Hence all the understatements and the lack of a broader description of the presented world. An undefined factor leads the Earth and people to destruction, crops are destroyed, and the ubiquitous sand penetrates into all nooks and crannies. As Professor Brand says, the world will end with the Murph generation, but in fact we are talking about Cooper’s world, for whom Murph was the whole world and with her death everything will end, it will be the end of (his) world. It is because of his love for his daughter that Cooper’s soul cannot find peace, tormented by remorse for leaving without saying goodbye. It is out of unresolved grief and loss that Cooper, suspended between the worlds of the living and the dead, tries to make contact with Murph. It is this quantification of love that Brand is talking about.

– We love people who have died. Maybe it means something more.
– Something we don’t understand yet…

What about sand? Why sand, earth, dust? Maybe I’m exaggerating here, but the ubiquitous sand that also penetrates into the supposedly safe place – the inside of the house, sand unambiguously associated with something unpleasant, because with an uncontrollable destructive force, symbolizes Cooper’s funeral, a coffin covered with earth, from which a symbolic attempt is made to get out to finish the unfinished, to say goodbye to my daughter.

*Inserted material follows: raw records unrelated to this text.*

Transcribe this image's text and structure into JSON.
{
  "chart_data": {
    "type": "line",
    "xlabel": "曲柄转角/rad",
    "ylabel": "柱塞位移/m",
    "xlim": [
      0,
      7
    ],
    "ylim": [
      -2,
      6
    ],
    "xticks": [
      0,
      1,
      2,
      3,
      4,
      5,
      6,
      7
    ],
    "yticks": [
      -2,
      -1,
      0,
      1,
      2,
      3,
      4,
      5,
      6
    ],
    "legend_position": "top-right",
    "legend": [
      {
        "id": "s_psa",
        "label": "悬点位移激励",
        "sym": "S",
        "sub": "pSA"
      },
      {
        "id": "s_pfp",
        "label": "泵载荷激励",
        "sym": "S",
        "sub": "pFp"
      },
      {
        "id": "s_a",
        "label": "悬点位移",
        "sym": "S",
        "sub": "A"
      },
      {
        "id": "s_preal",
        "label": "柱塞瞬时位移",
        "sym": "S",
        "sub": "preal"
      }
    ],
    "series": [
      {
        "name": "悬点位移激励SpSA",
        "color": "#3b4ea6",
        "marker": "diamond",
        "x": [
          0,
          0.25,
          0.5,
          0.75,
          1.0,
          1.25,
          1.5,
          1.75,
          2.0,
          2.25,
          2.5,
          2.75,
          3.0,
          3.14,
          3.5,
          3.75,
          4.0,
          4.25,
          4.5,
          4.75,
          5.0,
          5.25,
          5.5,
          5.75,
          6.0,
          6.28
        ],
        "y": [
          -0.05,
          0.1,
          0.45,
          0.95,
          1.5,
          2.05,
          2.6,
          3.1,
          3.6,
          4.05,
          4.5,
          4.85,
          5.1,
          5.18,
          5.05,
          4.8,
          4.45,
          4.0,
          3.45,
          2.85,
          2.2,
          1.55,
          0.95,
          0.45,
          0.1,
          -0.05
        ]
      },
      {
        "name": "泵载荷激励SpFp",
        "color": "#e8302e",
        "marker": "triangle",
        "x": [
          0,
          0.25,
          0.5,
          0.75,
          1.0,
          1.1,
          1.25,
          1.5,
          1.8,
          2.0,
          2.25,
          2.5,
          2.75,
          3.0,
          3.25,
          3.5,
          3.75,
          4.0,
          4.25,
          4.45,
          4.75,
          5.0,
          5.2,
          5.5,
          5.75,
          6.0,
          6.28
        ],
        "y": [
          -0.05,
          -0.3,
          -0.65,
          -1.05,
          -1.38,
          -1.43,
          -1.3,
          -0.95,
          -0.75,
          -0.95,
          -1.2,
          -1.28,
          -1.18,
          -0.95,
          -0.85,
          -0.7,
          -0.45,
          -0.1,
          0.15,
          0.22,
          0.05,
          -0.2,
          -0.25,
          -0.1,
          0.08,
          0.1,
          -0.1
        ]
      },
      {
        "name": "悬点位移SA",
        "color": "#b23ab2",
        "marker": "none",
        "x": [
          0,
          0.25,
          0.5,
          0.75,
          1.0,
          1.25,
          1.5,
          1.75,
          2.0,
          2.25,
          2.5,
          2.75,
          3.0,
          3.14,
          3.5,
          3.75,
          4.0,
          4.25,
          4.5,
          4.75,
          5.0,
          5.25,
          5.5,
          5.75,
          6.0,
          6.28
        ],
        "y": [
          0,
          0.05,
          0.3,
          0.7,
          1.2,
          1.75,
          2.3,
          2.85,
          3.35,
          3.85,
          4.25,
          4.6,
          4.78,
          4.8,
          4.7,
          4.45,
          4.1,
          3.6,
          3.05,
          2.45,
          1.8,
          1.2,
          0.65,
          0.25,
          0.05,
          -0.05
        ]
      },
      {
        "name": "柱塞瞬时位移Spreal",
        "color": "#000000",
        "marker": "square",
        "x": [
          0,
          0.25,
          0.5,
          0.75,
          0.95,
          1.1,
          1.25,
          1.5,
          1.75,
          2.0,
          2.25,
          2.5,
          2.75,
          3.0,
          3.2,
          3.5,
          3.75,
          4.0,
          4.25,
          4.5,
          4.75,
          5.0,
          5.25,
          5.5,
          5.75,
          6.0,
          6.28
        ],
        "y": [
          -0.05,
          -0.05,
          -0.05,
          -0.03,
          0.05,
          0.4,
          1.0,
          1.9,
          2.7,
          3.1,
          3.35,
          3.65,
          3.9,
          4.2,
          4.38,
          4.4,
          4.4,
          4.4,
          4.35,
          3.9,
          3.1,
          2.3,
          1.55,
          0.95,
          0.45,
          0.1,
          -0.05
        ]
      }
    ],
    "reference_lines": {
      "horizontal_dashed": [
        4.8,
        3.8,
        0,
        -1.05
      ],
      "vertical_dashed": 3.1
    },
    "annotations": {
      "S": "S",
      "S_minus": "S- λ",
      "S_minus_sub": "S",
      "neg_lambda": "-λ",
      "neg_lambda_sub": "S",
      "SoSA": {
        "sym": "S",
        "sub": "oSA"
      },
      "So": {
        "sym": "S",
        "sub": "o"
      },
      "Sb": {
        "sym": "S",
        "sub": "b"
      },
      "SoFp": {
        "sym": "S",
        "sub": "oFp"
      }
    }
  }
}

interstellar dust everywhere

A NEW BEGINNING

When Cooper wakes up from a nightmare (this is the moment when he begins to function as the soul of the deceased looking for solace), his daughter, entering his bedroom, tells him that she took him for a ghost, and this key phrase makes Nolan’s film an extremely interesting, if completely unobvious variation About Shyamalan’s Sixth Sense. Cooper, when he meets his daughter at her deathbed, speaks to no one else but her, although his grandchildren and great-grandchildren are also in the room. But neither he nor they are completely interested in him, strange, right? Application? Only the daughter sees Cooper and only she talks to him, because she herself is dying and starting to “broadcast on the same wavelength” as the father’s ghost. There was no quest, no saving the world, just the dead Cooper’s attempts to make contact with his orphaned daughter and vice versa. Boundless love overcame space, and Cooper crossed the oceans of time mentioned in Coppola’s Dracula and overcame all the trials, presented by Nolan in a spectacular, attractive way. Cooper finds himself in a paradise shown here in the form of a space station. However, despite the idyllic atmosphere and a sense of security, he does not want to be here and sets off on a further journey in search of a new love, a new meaning of (non)existence.

“I love you. I will love you until the day I die.
And if there’s a life after that, then I’ll love you too.”

Cassandra Clare – City of Glass

Rafał Donica

Rafał Donica

Since watching "Blade Runner", he has been passionate about cinema, loves "Akira", "Drive", "Escape from New York", "North by Northwest", the underrated "The Hateful Eight" and "Terrifier 2". Author of the book "Frankenstein 100 years in cinema". Founder and editor-in-chief (in the years 1999 - 2012) of the Polish film portal FILM.ORG.PL. Since 2016, a professional reportage photographer.